We’ve been going through an old list of questions and answers contained in the Westminster Larger Catechism published in 1648. In particular we’ve been looking at how Christ was exalted. We’ve seen that he was exalted by his resurrection and ascension into heaven. Last week we also saw that Christ was exalted by his sitting in God’s presence. This week I want to show that Jesus is exalted by sitting at the right hand of God.
If you are allowed into the presence of someone important, you are exalted. But your exaltation also depends on what you are allowed to do in their presence. If you are invited to take a seat, it signifies further favour. If you are allowed to sit near them it means you have been shown even more favour. So what is Jesus allowed to do in God’s presence? Jesus is allowed to sit at God’s right hand. But what does that mean? It shows that Christ is in the greatest of all positions of favour.
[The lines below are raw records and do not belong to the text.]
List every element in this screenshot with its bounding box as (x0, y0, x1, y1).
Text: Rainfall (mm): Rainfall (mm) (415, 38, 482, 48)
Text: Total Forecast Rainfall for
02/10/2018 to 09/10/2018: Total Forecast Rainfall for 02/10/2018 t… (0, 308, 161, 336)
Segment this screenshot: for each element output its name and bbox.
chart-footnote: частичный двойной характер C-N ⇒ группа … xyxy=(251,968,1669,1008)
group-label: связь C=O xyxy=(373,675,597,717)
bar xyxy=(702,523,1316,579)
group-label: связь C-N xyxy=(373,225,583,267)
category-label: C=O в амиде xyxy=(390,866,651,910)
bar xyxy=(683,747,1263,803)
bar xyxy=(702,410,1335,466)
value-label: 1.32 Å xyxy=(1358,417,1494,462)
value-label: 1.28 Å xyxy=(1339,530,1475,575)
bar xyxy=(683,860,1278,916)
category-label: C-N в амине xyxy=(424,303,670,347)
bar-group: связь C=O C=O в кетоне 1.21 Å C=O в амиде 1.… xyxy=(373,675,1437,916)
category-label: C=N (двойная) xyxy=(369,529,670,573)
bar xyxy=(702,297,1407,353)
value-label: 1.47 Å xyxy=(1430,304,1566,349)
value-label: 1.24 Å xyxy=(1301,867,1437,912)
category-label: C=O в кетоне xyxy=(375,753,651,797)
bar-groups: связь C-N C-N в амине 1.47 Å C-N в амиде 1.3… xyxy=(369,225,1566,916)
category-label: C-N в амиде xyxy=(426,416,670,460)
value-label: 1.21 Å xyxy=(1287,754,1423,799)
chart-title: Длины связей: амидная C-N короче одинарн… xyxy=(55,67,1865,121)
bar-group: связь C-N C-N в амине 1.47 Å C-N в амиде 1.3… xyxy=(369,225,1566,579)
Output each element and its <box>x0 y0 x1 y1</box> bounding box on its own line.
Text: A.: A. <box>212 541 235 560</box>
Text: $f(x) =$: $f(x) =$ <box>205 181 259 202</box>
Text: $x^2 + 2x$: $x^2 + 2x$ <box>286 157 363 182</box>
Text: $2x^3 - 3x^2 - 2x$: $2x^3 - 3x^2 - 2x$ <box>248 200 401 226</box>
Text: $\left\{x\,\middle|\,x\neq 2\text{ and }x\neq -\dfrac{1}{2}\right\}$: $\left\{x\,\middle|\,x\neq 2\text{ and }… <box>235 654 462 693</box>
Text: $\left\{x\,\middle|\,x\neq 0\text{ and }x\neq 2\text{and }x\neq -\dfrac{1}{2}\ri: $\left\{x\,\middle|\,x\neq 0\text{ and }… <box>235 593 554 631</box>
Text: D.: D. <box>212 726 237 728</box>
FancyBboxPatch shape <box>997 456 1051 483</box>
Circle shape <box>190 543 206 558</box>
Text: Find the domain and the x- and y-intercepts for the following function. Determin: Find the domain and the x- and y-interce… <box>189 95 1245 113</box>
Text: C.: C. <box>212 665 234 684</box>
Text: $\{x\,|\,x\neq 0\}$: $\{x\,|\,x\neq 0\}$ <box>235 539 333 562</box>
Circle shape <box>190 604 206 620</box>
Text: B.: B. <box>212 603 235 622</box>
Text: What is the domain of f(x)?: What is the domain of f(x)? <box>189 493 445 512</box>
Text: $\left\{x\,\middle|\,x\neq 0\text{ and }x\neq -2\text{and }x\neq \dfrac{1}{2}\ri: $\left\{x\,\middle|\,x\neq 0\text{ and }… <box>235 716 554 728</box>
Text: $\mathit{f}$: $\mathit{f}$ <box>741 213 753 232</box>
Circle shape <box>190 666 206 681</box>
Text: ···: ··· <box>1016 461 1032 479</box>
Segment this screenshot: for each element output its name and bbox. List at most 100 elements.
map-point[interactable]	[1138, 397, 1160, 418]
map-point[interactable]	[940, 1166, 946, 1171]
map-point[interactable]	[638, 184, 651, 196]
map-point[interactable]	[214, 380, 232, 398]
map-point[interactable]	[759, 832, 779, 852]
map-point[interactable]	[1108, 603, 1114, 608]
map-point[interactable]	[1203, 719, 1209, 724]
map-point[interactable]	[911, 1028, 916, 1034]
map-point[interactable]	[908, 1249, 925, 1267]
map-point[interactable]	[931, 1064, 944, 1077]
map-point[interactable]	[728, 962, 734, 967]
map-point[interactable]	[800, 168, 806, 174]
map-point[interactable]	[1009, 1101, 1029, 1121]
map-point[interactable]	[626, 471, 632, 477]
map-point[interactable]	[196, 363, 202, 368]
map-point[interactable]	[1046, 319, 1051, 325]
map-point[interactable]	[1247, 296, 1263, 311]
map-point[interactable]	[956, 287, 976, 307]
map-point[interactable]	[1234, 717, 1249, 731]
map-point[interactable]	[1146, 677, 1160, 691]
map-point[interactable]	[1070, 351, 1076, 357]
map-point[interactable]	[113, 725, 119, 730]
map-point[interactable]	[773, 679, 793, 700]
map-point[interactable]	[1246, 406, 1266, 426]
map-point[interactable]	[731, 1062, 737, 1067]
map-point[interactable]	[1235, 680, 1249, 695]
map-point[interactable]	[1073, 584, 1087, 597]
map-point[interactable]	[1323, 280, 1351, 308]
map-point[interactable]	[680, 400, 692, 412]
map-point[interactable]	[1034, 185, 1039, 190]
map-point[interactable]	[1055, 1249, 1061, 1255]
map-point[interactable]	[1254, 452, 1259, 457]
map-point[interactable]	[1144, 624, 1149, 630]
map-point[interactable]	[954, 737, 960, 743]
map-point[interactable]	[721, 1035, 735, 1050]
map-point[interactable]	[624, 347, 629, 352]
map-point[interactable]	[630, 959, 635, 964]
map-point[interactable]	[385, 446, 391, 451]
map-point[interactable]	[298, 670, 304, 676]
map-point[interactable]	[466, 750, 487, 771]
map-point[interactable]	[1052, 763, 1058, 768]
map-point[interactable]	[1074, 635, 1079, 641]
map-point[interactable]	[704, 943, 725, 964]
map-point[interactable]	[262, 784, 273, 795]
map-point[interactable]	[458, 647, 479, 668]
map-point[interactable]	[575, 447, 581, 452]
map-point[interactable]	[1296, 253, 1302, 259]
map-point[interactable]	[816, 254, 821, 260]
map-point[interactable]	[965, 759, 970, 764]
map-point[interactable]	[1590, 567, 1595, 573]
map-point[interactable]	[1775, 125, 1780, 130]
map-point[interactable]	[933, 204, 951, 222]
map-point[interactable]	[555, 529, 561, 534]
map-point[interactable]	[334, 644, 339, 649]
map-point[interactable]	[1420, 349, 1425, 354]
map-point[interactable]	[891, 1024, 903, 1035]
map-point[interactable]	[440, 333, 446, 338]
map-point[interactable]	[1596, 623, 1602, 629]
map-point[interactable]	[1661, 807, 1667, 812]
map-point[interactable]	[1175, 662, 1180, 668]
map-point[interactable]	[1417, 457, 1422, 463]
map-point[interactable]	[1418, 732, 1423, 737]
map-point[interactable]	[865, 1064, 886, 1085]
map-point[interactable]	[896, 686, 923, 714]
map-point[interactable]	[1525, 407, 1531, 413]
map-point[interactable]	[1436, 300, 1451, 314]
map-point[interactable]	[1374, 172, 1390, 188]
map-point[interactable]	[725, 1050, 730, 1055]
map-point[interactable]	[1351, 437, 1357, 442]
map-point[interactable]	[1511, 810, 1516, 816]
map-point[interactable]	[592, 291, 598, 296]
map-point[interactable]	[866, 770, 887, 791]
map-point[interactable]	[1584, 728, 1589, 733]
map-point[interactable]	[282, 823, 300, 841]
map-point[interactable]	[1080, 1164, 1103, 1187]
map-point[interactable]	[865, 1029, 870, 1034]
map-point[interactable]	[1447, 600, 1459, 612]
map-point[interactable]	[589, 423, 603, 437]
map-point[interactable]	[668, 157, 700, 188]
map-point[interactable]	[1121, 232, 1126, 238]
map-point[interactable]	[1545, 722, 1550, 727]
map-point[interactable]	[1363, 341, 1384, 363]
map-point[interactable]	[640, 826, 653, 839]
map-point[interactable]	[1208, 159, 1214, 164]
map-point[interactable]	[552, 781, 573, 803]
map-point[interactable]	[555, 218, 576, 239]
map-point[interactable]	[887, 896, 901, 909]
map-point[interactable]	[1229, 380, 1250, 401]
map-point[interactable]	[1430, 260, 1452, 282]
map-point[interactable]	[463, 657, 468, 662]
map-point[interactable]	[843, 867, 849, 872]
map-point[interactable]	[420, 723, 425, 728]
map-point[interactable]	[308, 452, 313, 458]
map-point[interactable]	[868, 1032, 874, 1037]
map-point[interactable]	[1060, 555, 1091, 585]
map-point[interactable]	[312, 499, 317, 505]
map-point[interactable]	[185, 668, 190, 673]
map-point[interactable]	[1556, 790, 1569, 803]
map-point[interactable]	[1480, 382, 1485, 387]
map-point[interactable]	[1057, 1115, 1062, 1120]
Throughout the Bible, the right hand of someone is often seen as their instrument for conveying favour. For example, when Joseph’s sons are blessed by Israel (their grandfather), we read: ‘Now Israel’s eyes were failing because of old age, and he could hardly see. So Joseph brought his sons close to him, and his father kissed them and embraced them. Israel said to Joseph, “I never expected to see your face again, and now God has allowed me to see your children too.” Then Joseph removed them from Israel’s knees and bowed down with his face to the ground. And Joseph took both of them, Ephraim on his right toward Israel’s left hand and Manasseh on his left toward Israel’s right hand, and brought them close to him. But Israel reached out his right hand and put it on Ephraim’s head, though he was the younger, and crossing his arms, he put his left hand on Manasseh’s head, even though Manasseh was the firstborn. Then he blessed Joseph and said, “May the God before whom my fathers Abraham and Isaac walked, the God who has been my shepherd all my life to this day, the Angel who has delivered me from all harm–may he bless these boys. May they be called by my name and the names of my fathers Abraham and Isaac, and may they increase greatly upon the earth.” When Joseph saw his father placing his right hand on Ephraim’s head he was displeased; so he took hold of his father’s hand to move it from Ephraim’s head to Manasseh’s head. Joseph said to him, “No, my father, this one is the firstborn; put your right hand on his head.” But his father refused and said, “I know, my son, I know. He too will become a people, and he too will become great. Nevertheless, his younger brother will be greater than he, and his descendants will become a group of nations”‘ (Genesis 48:10-19).
This text illustrates the significance of Christ’s exaltation to the right hand of God – the Bible could not describe Jesus in any greater place. Jesus has been given the highest of all favour by God the Father.
So what are you going to do about the news that the Christ has been exalted to the right hand of God? If God has shown him all favour then, you should too. And such favour begins by repenting of your sins and trusting that he died for you. So will you?